Autopsy studies have shown that, during life, 9.9% of people may develop a hepato-adrenal fusion, resulting from loss of fibrous tissue [18], which could explain the emergence of these lesions. They may be associated with the presence of ectopic cromaffinic tissue in the liver [16]. This location may also be responsible, according to some authors, for the absence of symptoms. Since the venous drainage of the tumor to the portal system causes catecholamines to be metabolized by hepatocytes, their levels might not be elevated in the systemic circulation [12].

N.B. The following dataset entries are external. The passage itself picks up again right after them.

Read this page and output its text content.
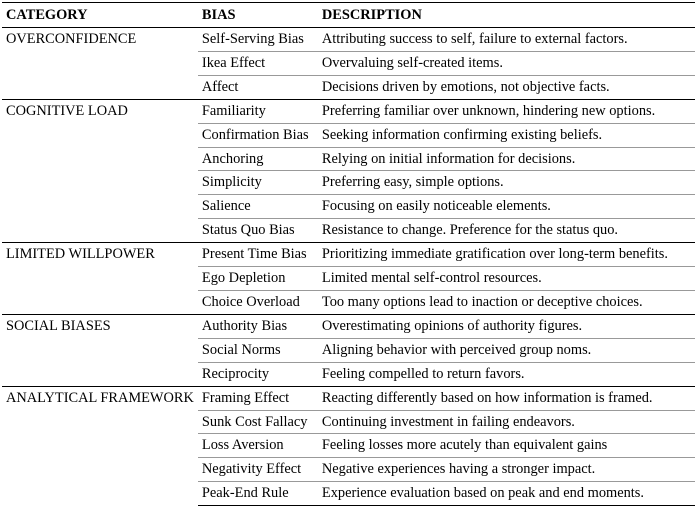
CATEGORY	BIAS	DESCRIPTION
OVERCONFIDENCE	Self-Serving Bias	Attributing success to self, failure to external factors.
	Ikea Effect	Overvaluing self-created items.
	Affect	Decisions driven by emotions, not objective facts.
COGNITIVE LOAD	Familiarity	Preferring familiar over unknown, hindering new options.
	Confirmation Bias	Seeking information confirming existing beliefs.
	Anchoring	Relying on initial information for decisions.
	Simplicity	Preferring easy, simple options.
	Salience	Focusing on easily noticeable elements.
	Status Quo Bias	Resistance to change. Preference for the status quo.
LIMITED WILLPOWER	Present Time Bias	Prioritizing immediate gratification over long-term benefits.
	Ego Depletion	Limited mental self-control resources.
	Choice Overload	Too many options lead to inaction or deceptive choices.
SOCIAL BIASES	Authority Bias	Overestimating opinions of authority figures.
	Social Norms	Aligning behavior with perceived group noms.
	Reciprocity	Feeling compelled to return favors.
ANALYTICAL FRAMEWORK	Framing Effect	Reacting differently based on how information is framed.
	Sunk Cost Fallacy	Continuing investment in failing endeavors.
	Loss Aversion	Feeling losses more acutely than equivalent gains
	Negativity Effect	Negative experiences having a stronger impact.
	Peak-End Rule	Experience evaluation based on peak and end moments.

In this case, the location, associated illnesses and unspecific symptoms have rendered the preoperative diagnosis of PG more difficult. Moreover, PG and hepatocellular carcinoma may have similar imaging features [4]. In this case, a primary tumor outside the liver was first excluded. Then, due to the large size and location of the lesion in segment 1, which could pose difficulties for biopsy, surgical resection was proposed. This PG was an incidentaloma, which is the form of presentation in 25% of the cases [19]. However, after a second-look on this case, the lesion was most probably an overlooked functional PG, due to its presentation with resistant hypertension, constitutional symptoms and also the higher prevalence of functional PG in the abdomen.